Perhaps the biggest surprise? New Jersey Transit has surpassed the Long Island Rail Road in weekday train volumes. Getting the most out of big-ticket projects like the Secaucus Junction transfer station and Montclair Line electrification, NJ Transit now fields 751 weekday trains — 20 more than LIRR (known since forever as the nation’s busiest railroad). That NJT figure is a little disingenuous, though, since it includes 84 trips made by a one-car “dinky” on the 3-mile Princeton branch. Take out those runs, and the Long Island Railroad is comfortably back on top.
Some of the busiest lines are tenants on Amtrak’s Northeast Corridor (except New Rochelle-New Haven, where Amtrak is the tenant). In the 458 miles between Boston and Washington, only three segments lack commuter trains: Providence, R.I.-New London, Conn. (19 miles), and Newark, Del.-Perryville, MD. (20 miles). Conversely, some Amtrak trains function as commuter services, notably the 20 weekday Keystone Service trains between Philadelphia and Harrisburg, Pa., and six New York-Philadelphia Clockers.
The Northeast’s commuter lines are an industry success story. Twenty years ago, Virginia Railway Express and Shore Line East did not even exist, and NJ Transit was running less than half the 287 tains it puts today through the 95-year-old Hudson River tunnels. As suburbs have pushed farther out, commuter agencies have added routes and services to keep pace with their customer base. MARC entered Frederick, Md., in 2001; Metro-North extended its Harlem Line to Wassaic in 2000; and the MBTA added 93 miles in the mid-1990s, reaching Worcester and Newburyport, and opening its Old Colony lines to Plymouth, Kingston, and Middleboro/Lakeville (which hadn’t seen a train since 1959).
Commuter services require an intense capital investment: equipment to handle crowds; track and signaling t move trains safely on mercilessly tight headways; big-city terminals an and suburban park-and-rides; and enough employees to keep the system running like a well-oiled machine.
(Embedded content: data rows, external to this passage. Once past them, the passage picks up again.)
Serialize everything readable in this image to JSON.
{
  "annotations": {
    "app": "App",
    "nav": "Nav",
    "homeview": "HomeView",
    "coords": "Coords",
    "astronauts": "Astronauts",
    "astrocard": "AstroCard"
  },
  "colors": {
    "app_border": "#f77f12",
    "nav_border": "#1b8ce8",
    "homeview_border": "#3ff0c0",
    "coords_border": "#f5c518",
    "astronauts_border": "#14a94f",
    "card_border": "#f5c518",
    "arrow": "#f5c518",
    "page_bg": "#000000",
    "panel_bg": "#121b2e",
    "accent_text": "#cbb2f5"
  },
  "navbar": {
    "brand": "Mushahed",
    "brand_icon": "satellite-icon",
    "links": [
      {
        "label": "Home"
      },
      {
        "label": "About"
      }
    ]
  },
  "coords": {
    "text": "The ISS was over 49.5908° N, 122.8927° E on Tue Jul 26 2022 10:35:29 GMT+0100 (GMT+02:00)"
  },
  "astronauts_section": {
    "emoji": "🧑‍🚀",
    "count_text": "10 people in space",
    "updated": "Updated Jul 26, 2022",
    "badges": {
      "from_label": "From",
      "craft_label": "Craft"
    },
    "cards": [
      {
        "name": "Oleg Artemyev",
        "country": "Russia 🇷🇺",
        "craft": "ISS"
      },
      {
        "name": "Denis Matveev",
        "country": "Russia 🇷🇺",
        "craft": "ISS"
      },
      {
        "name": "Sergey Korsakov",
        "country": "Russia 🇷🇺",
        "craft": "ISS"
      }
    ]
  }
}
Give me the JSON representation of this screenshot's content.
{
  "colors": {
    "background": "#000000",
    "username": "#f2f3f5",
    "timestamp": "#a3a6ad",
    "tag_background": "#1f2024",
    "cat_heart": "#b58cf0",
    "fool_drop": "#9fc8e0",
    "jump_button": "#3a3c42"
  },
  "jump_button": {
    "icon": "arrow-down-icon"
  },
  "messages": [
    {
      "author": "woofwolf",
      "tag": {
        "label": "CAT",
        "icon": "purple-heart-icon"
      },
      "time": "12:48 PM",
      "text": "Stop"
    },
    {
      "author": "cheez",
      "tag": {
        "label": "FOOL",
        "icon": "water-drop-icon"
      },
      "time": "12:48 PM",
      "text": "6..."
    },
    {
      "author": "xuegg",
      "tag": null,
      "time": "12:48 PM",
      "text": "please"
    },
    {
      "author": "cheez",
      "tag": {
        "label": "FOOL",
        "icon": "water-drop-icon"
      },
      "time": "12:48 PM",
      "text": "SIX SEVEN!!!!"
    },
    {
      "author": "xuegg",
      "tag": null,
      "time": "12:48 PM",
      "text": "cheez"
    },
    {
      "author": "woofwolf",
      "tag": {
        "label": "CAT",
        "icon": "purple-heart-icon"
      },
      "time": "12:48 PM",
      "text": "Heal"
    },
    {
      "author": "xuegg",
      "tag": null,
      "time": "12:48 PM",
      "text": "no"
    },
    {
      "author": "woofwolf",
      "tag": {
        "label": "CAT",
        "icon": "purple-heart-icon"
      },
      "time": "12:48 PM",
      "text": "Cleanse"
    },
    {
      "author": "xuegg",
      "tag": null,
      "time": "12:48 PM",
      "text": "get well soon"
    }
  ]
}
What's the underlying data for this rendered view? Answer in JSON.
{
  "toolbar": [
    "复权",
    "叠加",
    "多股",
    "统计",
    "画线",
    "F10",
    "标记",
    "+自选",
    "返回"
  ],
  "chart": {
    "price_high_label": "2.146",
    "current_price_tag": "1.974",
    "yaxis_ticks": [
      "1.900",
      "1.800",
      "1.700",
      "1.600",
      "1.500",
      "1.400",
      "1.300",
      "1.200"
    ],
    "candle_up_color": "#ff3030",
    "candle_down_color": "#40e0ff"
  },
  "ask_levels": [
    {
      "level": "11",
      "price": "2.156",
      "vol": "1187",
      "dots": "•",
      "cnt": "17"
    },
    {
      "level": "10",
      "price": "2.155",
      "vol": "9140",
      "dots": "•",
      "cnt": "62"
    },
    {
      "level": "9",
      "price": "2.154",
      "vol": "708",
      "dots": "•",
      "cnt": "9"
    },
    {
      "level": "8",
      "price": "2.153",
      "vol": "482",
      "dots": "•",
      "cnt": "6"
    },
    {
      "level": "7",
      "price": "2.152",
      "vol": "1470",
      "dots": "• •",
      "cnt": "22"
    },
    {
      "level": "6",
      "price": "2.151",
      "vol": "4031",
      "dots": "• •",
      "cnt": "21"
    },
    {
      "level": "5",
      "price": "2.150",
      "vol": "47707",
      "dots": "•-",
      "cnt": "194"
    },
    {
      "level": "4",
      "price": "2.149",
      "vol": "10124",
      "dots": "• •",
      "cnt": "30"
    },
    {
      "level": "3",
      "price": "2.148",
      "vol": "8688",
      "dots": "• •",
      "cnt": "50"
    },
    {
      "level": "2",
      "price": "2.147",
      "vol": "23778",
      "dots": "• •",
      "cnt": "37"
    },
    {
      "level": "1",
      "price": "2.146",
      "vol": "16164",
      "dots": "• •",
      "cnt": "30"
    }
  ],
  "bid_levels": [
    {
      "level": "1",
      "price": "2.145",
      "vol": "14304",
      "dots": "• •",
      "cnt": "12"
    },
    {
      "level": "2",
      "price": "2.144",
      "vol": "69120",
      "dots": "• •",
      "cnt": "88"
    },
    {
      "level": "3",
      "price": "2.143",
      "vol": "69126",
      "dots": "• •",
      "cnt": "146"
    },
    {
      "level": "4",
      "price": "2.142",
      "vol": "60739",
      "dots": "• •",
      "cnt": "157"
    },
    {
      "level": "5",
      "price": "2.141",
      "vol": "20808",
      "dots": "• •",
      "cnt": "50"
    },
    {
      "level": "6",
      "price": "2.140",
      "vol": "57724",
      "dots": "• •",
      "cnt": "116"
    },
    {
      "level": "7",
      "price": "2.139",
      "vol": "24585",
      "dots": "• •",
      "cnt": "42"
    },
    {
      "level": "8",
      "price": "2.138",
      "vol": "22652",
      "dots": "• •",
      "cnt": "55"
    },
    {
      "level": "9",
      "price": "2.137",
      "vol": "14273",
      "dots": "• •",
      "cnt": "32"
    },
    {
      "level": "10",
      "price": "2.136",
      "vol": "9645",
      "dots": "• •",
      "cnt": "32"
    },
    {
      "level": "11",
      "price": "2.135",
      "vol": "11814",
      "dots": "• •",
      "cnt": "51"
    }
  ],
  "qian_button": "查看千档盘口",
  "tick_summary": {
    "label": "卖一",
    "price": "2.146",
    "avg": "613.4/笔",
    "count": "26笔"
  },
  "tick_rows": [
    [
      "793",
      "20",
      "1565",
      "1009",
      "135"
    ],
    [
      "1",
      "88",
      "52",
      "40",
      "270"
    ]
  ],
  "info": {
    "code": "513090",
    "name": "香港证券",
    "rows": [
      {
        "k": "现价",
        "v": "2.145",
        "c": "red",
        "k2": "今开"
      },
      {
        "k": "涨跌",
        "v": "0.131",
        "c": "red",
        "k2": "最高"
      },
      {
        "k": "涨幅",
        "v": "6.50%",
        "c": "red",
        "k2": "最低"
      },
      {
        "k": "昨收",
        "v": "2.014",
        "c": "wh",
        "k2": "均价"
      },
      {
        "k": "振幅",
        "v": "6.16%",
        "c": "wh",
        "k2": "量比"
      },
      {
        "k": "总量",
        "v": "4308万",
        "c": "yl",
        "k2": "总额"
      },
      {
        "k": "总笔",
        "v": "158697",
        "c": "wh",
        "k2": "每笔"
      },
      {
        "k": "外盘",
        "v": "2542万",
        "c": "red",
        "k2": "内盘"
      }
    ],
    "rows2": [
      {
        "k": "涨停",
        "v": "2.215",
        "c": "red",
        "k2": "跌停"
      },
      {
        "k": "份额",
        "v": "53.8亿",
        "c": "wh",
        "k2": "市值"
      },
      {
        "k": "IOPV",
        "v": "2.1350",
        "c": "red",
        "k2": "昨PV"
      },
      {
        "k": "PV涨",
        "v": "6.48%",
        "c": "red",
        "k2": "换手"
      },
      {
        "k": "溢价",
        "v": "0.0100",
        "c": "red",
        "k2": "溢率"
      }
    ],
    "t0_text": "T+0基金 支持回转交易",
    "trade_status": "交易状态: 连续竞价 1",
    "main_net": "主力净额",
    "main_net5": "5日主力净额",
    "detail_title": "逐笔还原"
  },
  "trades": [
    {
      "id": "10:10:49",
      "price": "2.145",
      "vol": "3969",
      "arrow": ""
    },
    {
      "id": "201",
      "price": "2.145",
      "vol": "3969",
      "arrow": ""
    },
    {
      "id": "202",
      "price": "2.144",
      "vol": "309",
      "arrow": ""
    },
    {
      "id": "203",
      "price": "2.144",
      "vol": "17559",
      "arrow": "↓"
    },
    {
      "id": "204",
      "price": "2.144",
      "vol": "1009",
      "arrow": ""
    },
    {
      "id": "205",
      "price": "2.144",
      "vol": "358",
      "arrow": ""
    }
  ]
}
Public commuter agencies can see beyond the trains’ red ink — to the financial benefits that accrue from having a healthy business district, flourishing residential areas, and convenient tourist access.
There are 8 million stories in the naked city, after all, and some begin with a train ride.
Railroads included in this map:
Amtrak; Long Island; Maryland Rail Commuter; Massachusetts Bay Transportation Authority; Metro-North; New Jersey Transit; Shore Line East; Southeastern Pennsylvania Transportation Authority; Virginia Railway Express
Just think if all those people had to drive to work, or even take busses. In NYC the bus terminals are jammed full, even with the trains. Think of it.